If the amended law passes, the campaign will still have made significant gains. These gains are demonstrated by the fact that Manich Msamah-led protests have delayed the passage of the law thus far. “We gain many things even if we lose this - people are back to the streets, we started that. In 2015 people were still disappointed so the streets were empty. Even if the law passes, we’ve changed things that we can build on to make something bigger,” says Azza Derbali, another member of Manich Msamah. 
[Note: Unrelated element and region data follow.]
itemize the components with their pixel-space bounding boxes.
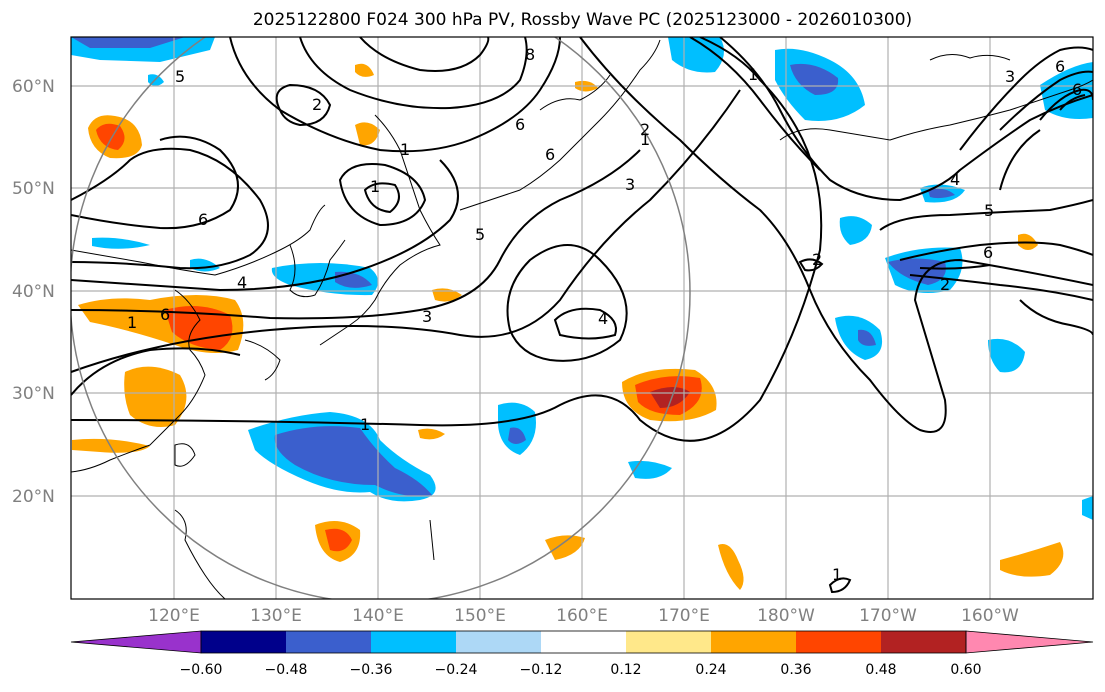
latitude-label: 30°N bbox=[12, 384, 55, 404]
positive-anomaly bbox=[545, 535, 585, 560]
positive-anomaly bbox=[432, 288, 462, 302]
colorbar-tick-label: 0.48 bbox=[865, 662, 897, 678]
negative-anomaly bbox=[92, 237, 150, 249]
contour-label: 6 bbox=[983, 243, 993, 262]
longitude-label: 180°W bbox=[757, 606, 815, 626]
contour-label: 6 bbox=[1055, 57, 1065, 76]
contour-label: 2 bbox=[640, 120, 650, 139]
positive-anomaly bbox=[418, 428, 445, 440]
map-border bbox=[70, 36, 1094, 600]
colorbar-right-extension bbox=[965, 630, 1094, 654]
contour-label: 6 bbox=[198, 210, 208, 229]
contour-label: 2 bbox=[812, 250, 822, 269]
longitude-label: 170°E bbox=[658, 606, 710, 626]
contour-label: 6 bbox=[160, 305, 170, 324]
positive-anomaly bbox=[325, 528, 352, 552]
positive-anomaly bbox=[96, 123, 125, 150]
colorbar-tick-label: −0.12 bbox=[519, 662, 563, 678]
positive-anomaly bbox=[165, 306, 233, 350]
negative-anomaly bbox=[858, 329, 876, 346]
negative-anomaly bbox=[274, 426, 432, 497]
positive-anomaly bbox=[650, 387, 690, 408]
colorbar-segment bbox=[456, 631, 541, 653]
contour-label: 1 bbox=[127, 313, 137, 332]
longitude-label: 160°W bbox=[961, 606, 1019, 626]
negative-anomaly bbox=[928, 188, 955, 199]
contour-label: 1 bbox=[400, 140, 410, 159]
latitude-label: 40°N bbox=[12, 282, 55, 302]
contour-label: 4 bbox=[950, 170, 960, 189]
positive-anomaly bbox=[124, 366, 187, 428]
contour-label: 5 bbox=[175, 67, 185, 86]
contour-label-group: 5 8 1 6 2 3 6 1 6 4 1 6 4 3 1 2 6 2 5 6 … bbox=[127, 45, 1082, 584]
colorbar-tick-label: 0.60 bbox=[950, 662, 982, 678]
latitude-label: 60°N bbox=[12, 77, 55, 97]
longitude-label: 170°W bbox=[859, 606, 917, 626]
negative-anomaly bbox=[988, 338, 1025, 373]
longitude-label: 130°E bbox=[250, 606, 302, 626]
contour-label: 6 bbox=[1072, 80, 1082, 99]
negative-anomaly bbox=[790, 63, 839, 95]
colorbar-tick-label: −0.36 bbox=[349, 662, 393, 678]
colorbar-segment bbox=[881, 631, 966, 653]
colorbar-tick-label: 0.36 bbox=[780, 662, 812, 678]
contour-label: 1 bbox=[640, 130, 650, 149]
contour-label: 2 bbox=[312, 95, 322, 114]
contour-label: 3 bbox=[625, 175, 635, 194]
latitude-label: 20°N bbox=[12, 487, 55, 507]
plot-title: 2025122800 F024 300 hPa PV, Rossby Wave … bbox=[252, 10, 913, 30]
longitude-label: 150°E bbox=[454, 606, 506, 626]
negative-anomaly bbox=[508, 427, 526, 444]
negative-anomaly bbox=[71, 37, 185, 48]
contour-label: 5 bbox=[984, 201, 994, 220]
contour-label: 1 bbox=[832, 565, 842, 584]
pv-contours bbox=[71, 37, 1093, 594]
coastlines bbox=[71, 39, 1093, 599]
colorbar-segment bbox=[541, 631, 626, 653]
colorbar-segment bbox=[371, 631, 456, 653]
positive-anomaly bbox=[718, 544, 744, 590]
contour-label: 4 bbox=[598, 309, 608, 328]
colorbar-segment bbox=[201, 631, 286, 653]
colorbar-segment bbox=[711, 631, 796, 653]
contour-label: 5 bbox=[475, 225, 485, 244]
colorbar-tick-label: 0.24 bbox=[695, 662, 727, 678]
great-circle bbox=[71, 37, 691, 599]
longitude-label: 120°E bbox=[148, 606, 200, 626]
contour-label: 3 bbox=[422, 307, 432, 326]
contour-label: 2 bbox=[940, 275, 950, 294]
colorbar-segment bbox=[286, 631, 371, 653]
positive-anomaly bbox=[355, 122, 380, 146]
colorbar-segment bbox=[626, 631, 711, 653]
latitude-label: 50°N bbox=[12, 179, 55, 199]
contour-label: 1 bbox=[748, 65, 758, 84]
colorbar-tick-label: 0.12 bbox=[610, 662, 642, 678]
contour-label: 8 bbox=[525, 45, 535, 64]
colorbar bbox=[70, 630, 1094, 654]
colorbar-tick-label: −0.24 bbox=[434, 662, 478, 678]
longitude-label: 140°E bbox=[352, 606, 404, 626]
contour-label: 4 bbox=[237, 273, 247, 292]
contour-label: 1 bbox=[370, 177, 380, 196]
negative-anomaly bbox=[668, 37, 724, 73]
contour-label: 1 bbox=[360, 415, 370, 434]
colorbar-tick-label: −0.60 bbox=[179, 662, 223, 678]
negative-anomaly bbox=[839, 216, 872, 245]
positive-anomaly bbox=[355, 63, 374, 77]
positive-anomaly bbox=[1000, 542, 1064, 577]
longitude-label: 160°E bbox=[556, 606, 608, 626]
contour-label: 6 bbox=[515, 115, 525, 134]
contour-label: 3 bbox=[1005, 67, 1015, 86]
colorbar-tick-label: −0.48 bbox=[264, 662, 308, 678]
negative-anomaly bbox=[888, 258, 946, 285]
colorbar-segment bbox=[796, 631, 881, 653]
contour-label: 6 bbox=[545, 145, 555, 164]
colorbar-left-extension bbox=[70, 630, 202, 654]
negative-anomaly bbox=[628, 460, 672, 479]
negative-anomaly bbox=[1082, 496, 1093, 520]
While Manich Msamah has succeeded in displaying the important role that popular mobilization still plays in Tunisian civil society, the passage of the reconciliation law would nevertheless deliver a significant blow to the people, and to the idea of democracy in post-revolutionary Tunisia. While some have speculated that the protests over the Economic Reconciliation Law could potentially lead to another revolution, Manich Msamah members do not agree. They maintain that there would have to be many other contributing factors. However, with the continued problem of youth unemployment, the related rise of protests in the southern oil region, and the problematic anti-corruption campaign currently being run by Prime Minister Youssef Chahed, the issues that mobilized the country in the Jasmine Revolution are again piling up. Another revolution might not be as far-fetched an idea as some may think. The campaign demonstrates that the main concerns of the Jasmine Revolution still hold the ability to mobilize the masses, and that the Tunisian people will continue in their fight against the continuance of corruption and unraveling of democracy in their country.
 


[1] For the purpose of this article those members interviewed are referred to as founding members because all were present within the first weeks or months of the movement, but in accordance with the organization of the campaign, members prefer to be referenced simply as members, with no distinguishing additions to title that could lead to the possibility of a hierarchical structure.